今年のマンガナツ100でも選に入れた痛快爽快なバディ・アクション。今巻でも直立恐竜のサバタと美人諜報員のリリーが19世紀を舞台に胸のすくアクションと謎解きを魅せてくれます。一時期「打ち切り?」なんて噂も聞いたけれど、要はWeb連載に移行したって事なのね。一般受けしてないのかしらん。面白いのになあ。
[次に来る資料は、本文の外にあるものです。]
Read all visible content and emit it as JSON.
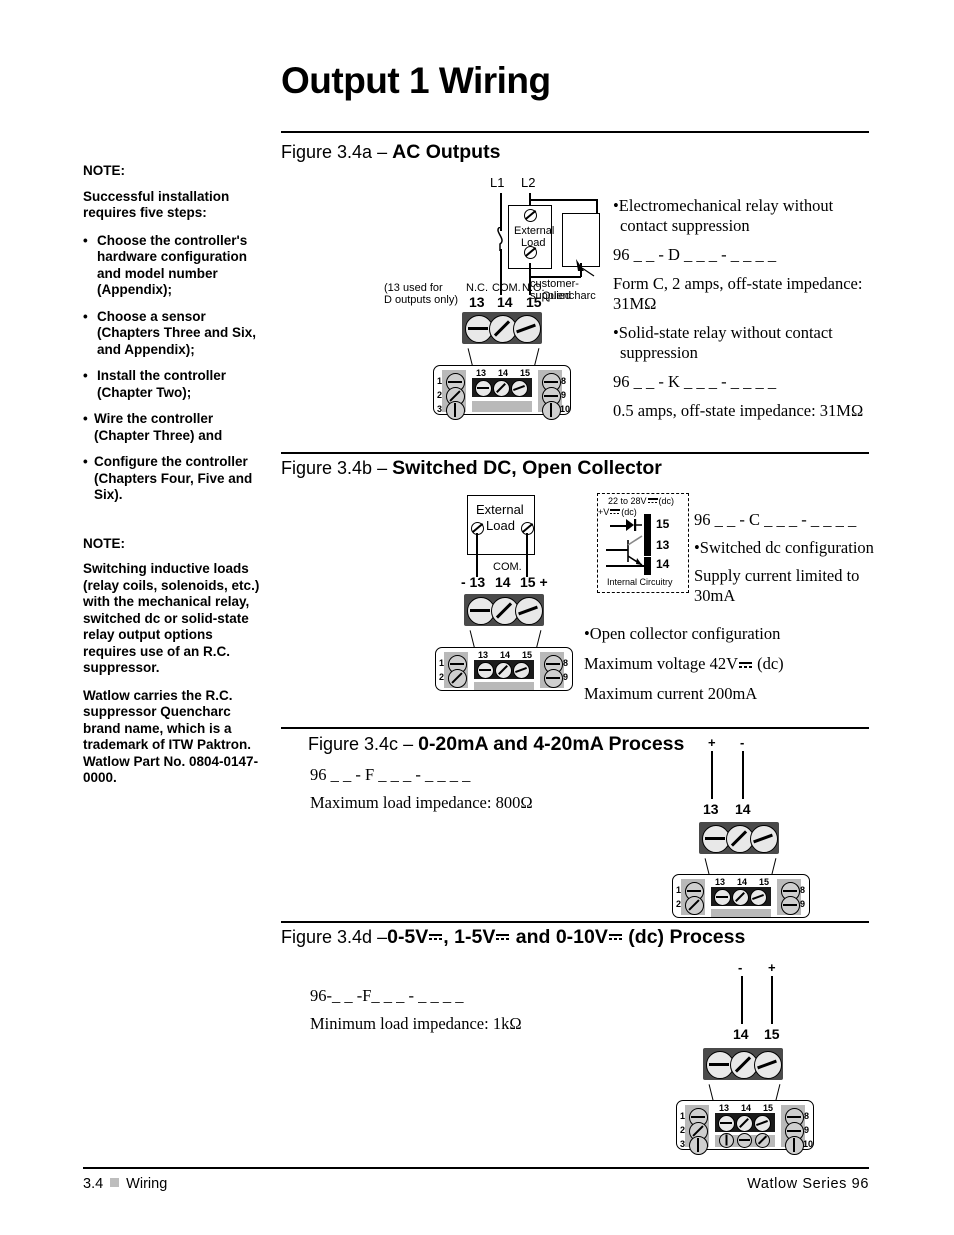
{
  "page": {
    "title": "Output 1 Wiring"
  },
  "sidebar": {
    "note1_label": "NOTE:",
    "note1_intro": "Successful installation requires five steps:",
    "note1_items": [
      "Choose the controller's hardware configuration and model number (Appendix);",
      "Choose a sensor (Chapters Three and Six, and Appendix);",
      "Install the controller (Chapter Two);",
      "Wire the controller (Chapter Three) and",
      "Configure the controller (Chapters Four, Five and Six)."
    ],
    "note2_label": "NOTE:",
    "note2_para1": "Switching inductive loads (relay coils, solenoids, etc.) with the mechanical relay, switched dc or solid-state relay output options requires use of an R.C. suppressor.",
    "note2_para2": "Watlow carries the R.C. suppressor Quencharc brand name, which is a trademark of ITW Paktron. Watlow Part No. 0804-0147-0000."
  },
  "fig_a": {
    "label": "Figure 3.4a",
    "dash": "–",
    "title": "AC Outputs",
    "l1": "L1",
    "l2": "L2",
    "external_load_1": "External",
    "external_load_2": "Load",
    "quencharc_1": "customer-supplied",
    "quencharc_2": "Quencharc",
    "note_13a": "(13 used for",
    "note_13b": "D outputs only)",
    "nc": "N.C.",
    "com": "COM.",
    "no": "N.O.",
    "t13": "13",
    "t14": "14",
    "t15": "15",
    "bullet1": "•Electromechanical relay without contact suppression",
    "model1": "96 _ _ - D _ _ _ - _ _ _ _",
    "spec1": "Form C, 2 amps, off-state impedance: 31MΩ",
    "bullet2": "•Solid-state relay without contact suppression",
    "model2": "96 _ _ - K _ _ _ - _ _ _ _",
    "spec2": "0.5 amps, off-state impedance: 31MΩ"
  },
  "fig_b": {
    "label": "Figure 3.4b",
    "dash": "–",
    "title": "Switched DC, Open Collector",
    "external_load_1": "External",
    "external_load_2": "Load",
    "com": "COM.",
    "t13": "- 13",
    "t14": "14",
    "t15": "15 +",
    "supply_range": "22 to 28V",
    "supply_range_suffix": "(dc)",
    "plus_v": "+V",
    "plus_v_suffix": "(dc)",
    "internal_circuitry": "Internal Circuitry",
    "b15": "15",
    "b13": "13",
    "b14": "14",
    "model": "96 _ _ - C _ _ _ - _ _ _ _",
    "bullet1": "•Switched dc configuration",
    "spec1": "Supply current limited to 30mA",
    "bullet2": "•Open collector configuration",
    "spec2_pre": "Maximum voltage 42V",
    "spec2_post": "(dc)",
    "spec3": "Maximum current 200mA"
  },
  "fig_c": {
    "label": "Figure 3.4c",
    "dash": "–",
    "title": "0-20mA and 4-20mA Process",
    "model": "96 _ _ - F _ _ _ - _ _ _ _",
    "spec": "Maximum load impedance: 800Ω",
    "plus": "+",
    "minus": "-",
    "t13": "13",
    "t14": "14"
  },
  "fig_d": {
    "label": "Figure 3.4d",
    "dash": "–",
    "title_1": "0-5V",
    "title_2": ", 1-5V",
    "title_3": " and 0-10V",
    "title_4": " (dc) Process",
    "model": "96-_ _ -F_ _ _ - _ _ _ _",
    "spec": "Minimum load impedance: 1kΩ",
    "minus": "-",
    "plus": "+",
    "t14": "14",
    "t15": "15"
  },
  "controller": {
    "left_nums": [
      "1",
      "2",
      "3"
    ],
    "right_nums": [
      "8",
      "9",
      "10"
    ],
    "top_nums": [
      "13",
      "14",
      "15"
    ]
  },
  "footer": {
    "left_page": "3.4",
    "left_section": "Wiring",
    "right": "Watlow Series 96"
  },
  "colors": {
    "ink": "#000000",
    "connector_body": "#4a4a4a",
    "controller_column": "#b9b9b9",
    "footer_square": "#bdbdbd"
  }
}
だいたい恐竜が大絶滅を生き延びて直立恐竜になって歴史の陰で暗躍してるとか、坂本龍馬が幕末を生き延びて秘密諜報部に属してるとか、そういうトンデモ設定からして最早ロマンの塊みたいなもんですよ。おまけに主人公の二人は、方や恐竜のサバタはロングコートを羽織った銃の名手、方やリリーは明晰な頭脳と魅惑的な肢体を持った女諜報員ときてる。一見ちょいと頭を捻れば出てきそうな設定ではあるものの、これほどまでにスタイリッシュな絵柄と解りやすいストーリーで読ませてくれる漫画家がいるかといったら話は別。イカス男女のハードボイルドアクションに「歴史のIF」を過剰にトッピングして作り上げられた、この作者さんにしか描けない唯一無二のエンターテインメント作品に仕上がってます。1・2巻の感想書いたときも薦めたけど、本当に面白い良作。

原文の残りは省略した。